Last week, the same panel declined to launch an investigation into the Bowman incident.
In response, Santos posted a comment to X to call attention to perceived disparities between the handling of his case and Bowman's.
Bowman later claimed he triggered the alarm by accident as he rushed to the House chamber for a critical vote on the floor, but colleagues were suspicious that he did it to delay the proceedings, and he was charged.
As part of Bowman's plea agreement, the New York Democrat paid a $1,000 fine and wrote an apology to the Capitol Police, which set him up to have the charges dismissed in 2024.
Santos said he would call for a privileged resolution to remove Bowman as soon as the House opened for business at 12 p.m. EST, a move that would force a vote on Bowman's fate within 48 hours.

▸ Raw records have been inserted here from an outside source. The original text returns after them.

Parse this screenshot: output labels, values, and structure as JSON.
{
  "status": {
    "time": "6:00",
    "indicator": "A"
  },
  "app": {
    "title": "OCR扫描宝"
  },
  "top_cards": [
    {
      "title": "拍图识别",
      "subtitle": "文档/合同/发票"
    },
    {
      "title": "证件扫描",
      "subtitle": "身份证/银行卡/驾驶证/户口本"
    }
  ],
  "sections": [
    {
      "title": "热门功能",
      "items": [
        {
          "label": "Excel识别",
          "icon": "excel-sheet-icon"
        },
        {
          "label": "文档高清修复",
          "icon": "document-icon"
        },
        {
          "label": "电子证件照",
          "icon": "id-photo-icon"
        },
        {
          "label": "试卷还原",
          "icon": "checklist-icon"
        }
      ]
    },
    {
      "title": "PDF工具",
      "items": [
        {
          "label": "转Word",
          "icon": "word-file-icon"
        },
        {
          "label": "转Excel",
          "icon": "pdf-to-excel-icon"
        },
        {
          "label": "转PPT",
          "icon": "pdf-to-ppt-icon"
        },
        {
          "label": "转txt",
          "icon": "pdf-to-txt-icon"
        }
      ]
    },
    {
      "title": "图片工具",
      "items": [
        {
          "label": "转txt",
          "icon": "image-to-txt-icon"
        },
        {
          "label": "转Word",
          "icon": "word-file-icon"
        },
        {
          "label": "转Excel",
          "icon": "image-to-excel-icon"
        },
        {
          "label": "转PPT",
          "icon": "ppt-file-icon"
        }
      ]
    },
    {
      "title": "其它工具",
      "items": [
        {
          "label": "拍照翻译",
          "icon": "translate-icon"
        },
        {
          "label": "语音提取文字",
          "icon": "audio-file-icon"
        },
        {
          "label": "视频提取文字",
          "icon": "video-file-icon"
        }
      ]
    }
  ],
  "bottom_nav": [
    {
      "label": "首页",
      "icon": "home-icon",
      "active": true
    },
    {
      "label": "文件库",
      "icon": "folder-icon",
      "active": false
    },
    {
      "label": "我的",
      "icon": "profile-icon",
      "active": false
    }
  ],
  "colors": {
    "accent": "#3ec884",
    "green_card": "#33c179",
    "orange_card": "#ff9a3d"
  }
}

Notably, House leaders were expected to call for a procedural vote on the measure instead of a holding a referendum to remove Bowman.
The shakeup comes after Santos and Bowman clashed in May when the House referred the resolution to expel Santos to the House Ethics Committee. The same day, Bowman and Rep. Alexandria Ocasio-Cortez, D-N.Y., jeered Santos on the Capitol steps, calling for him to resign immediately.
"Resign. ... Save yourself, have some dignity," Bowman reportedly said at the time. "New Yorkers need better."
Santos has survived two previous attempts to expel him.